ताजो स्वास आनी चकचकीत दांत तुमचें व्यक्तीमत्व परजळायतात.
दांत आशिल्ल्यान तुमचो आत्मविश्वासय वाडटा.
आमच्या हड्ड्यां आनी दांतां मदीं बॅक्टेरिया आसतात.
त्यो दांत बुरशे आनी स्वास घाणयारो करतात.
हांगा दिल्ल्या कांय सोंप्या सुचोवण्यांच्या आदारान तुमी तुमचे दांत नितळ आनी स्वास ताजो दवरूंक शकतात.
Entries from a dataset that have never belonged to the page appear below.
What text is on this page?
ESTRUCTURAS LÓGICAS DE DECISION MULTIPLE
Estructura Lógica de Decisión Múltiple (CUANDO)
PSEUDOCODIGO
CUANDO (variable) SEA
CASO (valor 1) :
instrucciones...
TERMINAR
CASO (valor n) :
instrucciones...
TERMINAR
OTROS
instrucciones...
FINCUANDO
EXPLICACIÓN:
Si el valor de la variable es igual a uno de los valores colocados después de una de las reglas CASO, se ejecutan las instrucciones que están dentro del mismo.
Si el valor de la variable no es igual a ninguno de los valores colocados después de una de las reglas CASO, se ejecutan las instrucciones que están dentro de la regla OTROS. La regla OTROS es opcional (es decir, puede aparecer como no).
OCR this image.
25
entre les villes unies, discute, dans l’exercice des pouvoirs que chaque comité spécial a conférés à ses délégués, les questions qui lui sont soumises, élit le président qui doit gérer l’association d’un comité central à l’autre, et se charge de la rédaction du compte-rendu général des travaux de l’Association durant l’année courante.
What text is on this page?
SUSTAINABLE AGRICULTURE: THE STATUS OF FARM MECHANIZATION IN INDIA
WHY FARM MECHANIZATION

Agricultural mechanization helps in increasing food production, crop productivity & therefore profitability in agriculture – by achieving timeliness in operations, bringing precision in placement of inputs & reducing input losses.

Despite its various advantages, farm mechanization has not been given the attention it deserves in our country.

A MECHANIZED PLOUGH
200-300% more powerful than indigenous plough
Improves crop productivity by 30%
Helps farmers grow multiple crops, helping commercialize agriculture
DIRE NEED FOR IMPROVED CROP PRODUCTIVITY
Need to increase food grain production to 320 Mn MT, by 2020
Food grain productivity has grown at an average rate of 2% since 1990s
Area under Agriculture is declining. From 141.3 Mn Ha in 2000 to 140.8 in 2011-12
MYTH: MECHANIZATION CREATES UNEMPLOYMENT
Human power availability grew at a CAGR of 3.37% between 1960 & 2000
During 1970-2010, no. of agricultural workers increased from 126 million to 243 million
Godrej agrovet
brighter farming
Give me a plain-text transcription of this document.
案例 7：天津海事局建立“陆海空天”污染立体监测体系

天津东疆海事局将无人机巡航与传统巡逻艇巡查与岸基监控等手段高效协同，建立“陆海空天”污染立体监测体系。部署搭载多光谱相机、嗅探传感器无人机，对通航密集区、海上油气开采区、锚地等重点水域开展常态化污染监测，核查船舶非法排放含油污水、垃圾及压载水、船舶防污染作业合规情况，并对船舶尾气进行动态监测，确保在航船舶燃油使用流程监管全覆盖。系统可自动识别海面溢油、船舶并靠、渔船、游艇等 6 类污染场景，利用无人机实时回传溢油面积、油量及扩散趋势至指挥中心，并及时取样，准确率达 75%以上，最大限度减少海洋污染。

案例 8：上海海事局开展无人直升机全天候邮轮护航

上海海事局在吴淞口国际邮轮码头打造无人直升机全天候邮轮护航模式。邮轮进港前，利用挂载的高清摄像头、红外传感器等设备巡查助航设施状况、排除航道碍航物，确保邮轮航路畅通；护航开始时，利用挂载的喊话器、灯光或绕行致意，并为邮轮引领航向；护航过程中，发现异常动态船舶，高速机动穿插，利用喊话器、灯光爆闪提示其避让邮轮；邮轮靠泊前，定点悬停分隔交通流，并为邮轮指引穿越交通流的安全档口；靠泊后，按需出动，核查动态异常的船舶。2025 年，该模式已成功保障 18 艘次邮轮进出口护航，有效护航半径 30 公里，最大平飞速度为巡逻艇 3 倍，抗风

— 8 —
I would like to know how training of this data set can be done. So that I can later use the trained data to tokenize using POS tagger. Thanking You. Awaiting for a positive response.

4

There are 4 answers

1
lenz On

You have two possibilities:

  1. You manually annotate a (preferably large) portion of text with PoS tags. Then you can train a tagger. This is called supervised training. You might need to revise the tagset first, though, since the English tagset might not be suitable for Konkani. And manual annotation is a time-consuming task.

  2. Contrary to the comment by @Riyaz, it is indeed possible to do some kind of PoS tagging in an unsupervised way, ie. without labeled data (just raw text). See for example this 2009 paper by Chris Biemann for an application to English texts. This is however going to be much less accurate than supervised training. And you need a hell lot of text. Biemann suggests 50 million tokens for obtaining reasonable results.

0
alexis On

Konkani is not such an obscure language. If your goal is to train a tagger, find a tagged corpus to use as training materials. If your goal is to tag your own text, do the same or look for a pre-trained tagger. Googling "Konkani trained corpus" gives a ton of hits. Look through them.

Note the terminology: You train a tagger. You tag or annotate a corpus (by hand or by tool).

You could hand-annotate your corpus, as @Lenz suggests, but I wouldn't recommend it. Annotating a corpus of sufficient size to train a tagger is a huge undertaking.

I also wouldn't advise you to try to devise an unsupervised method, because (a) this is an open research problem and (b) you're having enough trouble with the simple stuff. So first things first: Find yourself a tagged corpus.

0
Ashay Naik On

Thank you very much for the suggestions. It worked out for us using tnT tagger. We have defined a corpus named konkani.pos and included it in Indian Corpus folder. now we are able to fetch the lines of data in trained data set and test it via the KonkaniTest.text file.

1
Ashay Naik On

Now, on finding the frequency of the occurrences of the tagged words, on using the function

x=FreqDist(train_data)
and
print(x)

prints a few tagged words and followed by ... thereby not listing all the tagged words. How can I see all the tagged words? and len(x) gives the count of the number of tagged words.